Umso froher ist Corinna, die evangelisch ist, „dass bei der Auswahl der Teilnehmer die Konfession für das Bistum keine Rolle spielte.“ Engagement in der Kirche ist ihr nicht fremd, in ihrer Gemeinde hat sie unter anderem Kindergruppen geleitet.

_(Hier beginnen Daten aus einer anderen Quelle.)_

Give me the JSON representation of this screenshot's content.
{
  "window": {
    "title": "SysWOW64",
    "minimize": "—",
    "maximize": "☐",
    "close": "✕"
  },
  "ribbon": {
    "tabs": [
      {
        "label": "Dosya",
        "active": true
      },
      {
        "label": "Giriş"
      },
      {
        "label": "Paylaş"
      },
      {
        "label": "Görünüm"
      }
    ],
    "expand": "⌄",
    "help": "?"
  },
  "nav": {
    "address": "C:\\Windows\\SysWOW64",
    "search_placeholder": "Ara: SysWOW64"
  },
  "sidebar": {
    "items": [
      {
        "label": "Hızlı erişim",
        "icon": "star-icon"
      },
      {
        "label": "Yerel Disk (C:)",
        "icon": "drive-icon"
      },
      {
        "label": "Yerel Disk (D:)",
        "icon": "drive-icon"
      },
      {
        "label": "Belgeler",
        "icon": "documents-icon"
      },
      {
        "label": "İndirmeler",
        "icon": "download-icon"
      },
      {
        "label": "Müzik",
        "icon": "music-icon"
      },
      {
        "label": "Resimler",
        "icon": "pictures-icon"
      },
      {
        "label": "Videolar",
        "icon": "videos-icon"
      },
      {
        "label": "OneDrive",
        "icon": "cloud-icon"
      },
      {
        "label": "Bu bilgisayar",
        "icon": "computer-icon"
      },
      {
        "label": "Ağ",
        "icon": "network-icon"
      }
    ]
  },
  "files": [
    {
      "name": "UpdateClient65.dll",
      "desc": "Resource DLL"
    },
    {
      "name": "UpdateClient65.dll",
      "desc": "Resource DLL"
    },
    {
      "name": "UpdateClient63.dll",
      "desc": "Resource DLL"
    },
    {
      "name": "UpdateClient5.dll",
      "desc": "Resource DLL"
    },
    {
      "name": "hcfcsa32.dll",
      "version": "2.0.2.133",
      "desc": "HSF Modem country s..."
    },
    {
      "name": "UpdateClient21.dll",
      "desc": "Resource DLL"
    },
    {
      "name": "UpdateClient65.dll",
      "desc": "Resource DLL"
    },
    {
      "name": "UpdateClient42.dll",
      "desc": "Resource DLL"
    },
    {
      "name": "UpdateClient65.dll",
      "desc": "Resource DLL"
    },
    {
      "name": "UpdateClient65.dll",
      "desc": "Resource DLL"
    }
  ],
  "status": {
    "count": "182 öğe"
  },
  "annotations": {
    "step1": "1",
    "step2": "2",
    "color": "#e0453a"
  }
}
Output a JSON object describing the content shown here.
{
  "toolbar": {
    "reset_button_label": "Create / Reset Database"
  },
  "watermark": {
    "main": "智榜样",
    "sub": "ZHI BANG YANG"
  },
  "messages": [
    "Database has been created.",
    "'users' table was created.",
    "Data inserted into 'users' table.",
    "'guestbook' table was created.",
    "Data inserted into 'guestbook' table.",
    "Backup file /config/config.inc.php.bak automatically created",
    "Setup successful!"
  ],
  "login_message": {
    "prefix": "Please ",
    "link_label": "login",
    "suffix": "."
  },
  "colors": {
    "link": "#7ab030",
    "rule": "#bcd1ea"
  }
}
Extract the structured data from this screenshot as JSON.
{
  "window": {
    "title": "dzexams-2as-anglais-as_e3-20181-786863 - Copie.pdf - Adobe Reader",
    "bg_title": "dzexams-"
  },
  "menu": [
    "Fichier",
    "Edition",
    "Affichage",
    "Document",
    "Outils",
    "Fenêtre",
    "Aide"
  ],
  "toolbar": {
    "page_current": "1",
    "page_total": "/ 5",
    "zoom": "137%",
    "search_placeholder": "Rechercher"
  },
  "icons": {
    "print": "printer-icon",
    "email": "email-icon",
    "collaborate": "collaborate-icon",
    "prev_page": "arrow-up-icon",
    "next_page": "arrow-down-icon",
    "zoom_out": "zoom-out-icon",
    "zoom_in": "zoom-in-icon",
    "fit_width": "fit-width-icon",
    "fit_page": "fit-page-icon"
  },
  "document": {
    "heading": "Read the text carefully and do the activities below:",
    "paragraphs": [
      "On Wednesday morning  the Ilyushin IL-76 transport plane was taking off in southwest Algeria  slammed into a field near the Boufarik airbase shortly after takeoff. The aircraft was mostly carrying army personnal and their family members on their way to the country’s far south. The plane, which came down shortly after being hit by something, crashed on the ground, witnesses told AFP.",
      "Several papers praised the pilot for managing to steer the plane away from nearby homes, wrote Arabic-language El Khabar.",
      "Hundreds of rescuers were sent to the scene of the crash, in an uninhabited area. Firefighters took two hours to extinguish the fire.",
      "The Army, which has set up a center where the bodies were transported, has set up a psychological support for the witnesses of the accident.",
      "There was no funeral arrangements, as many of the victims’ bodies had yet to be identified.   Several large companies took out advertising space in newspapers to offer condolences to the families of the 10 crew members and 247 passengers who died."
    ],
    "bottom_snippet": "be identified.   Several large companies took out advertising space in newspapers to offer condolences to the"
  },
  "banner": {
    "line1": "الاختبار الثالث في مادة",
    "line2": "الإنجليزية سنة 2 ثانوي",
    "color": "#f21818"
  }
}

Trotzdem, sagt sie von sich, mache sie ihren Glauben meist eher mit sich selbst aus: „Auch deshalb freue ich mich auf Ghana, weil man da ganz anderen Glauben erleben kann.“
Was sie sonst noch erleben können, wollen die beiden Abiturienten auf sich zukommen lassen. Die Rahmenbedingungen indes kennen sie. „Mit den anderen Freiwilligen werde ich in einer Art WG wohnen“, schildert Vincent. Ergänzend bestehe die Möglichkeit, einige Zeit im Waisenhaus und in einer Gastfamilie zu leben: „Beides will ich auf jeden Fall machen.“
Ohne fließendes Wasser
Corinna Scharffe wird mit ihren Mitstreitern in einer Einrichtung ähnlich einem Gemeindezentrum untergebracht sein, eine Stunde Autofahrt von der nächsten größeren Stadt entfernt, ohne Waschmaschine und ohne fließendes warmes Wasser. Eine Internetverbindung kommt, wenn überhaupt, nur über das Handy zustande. „Das alles ist für mich noch so weit weg, als würde es jemand anders machen“, sagt sie, „richtig glauben werde ich es wohl erst, wenn ich im Flugzeug sitze und nur noch dunkelhäutige Menschen um mich sind.“
Für sie wird das Ende August der Fall sein, während Vincent schon Ende Juli abfliegen wird.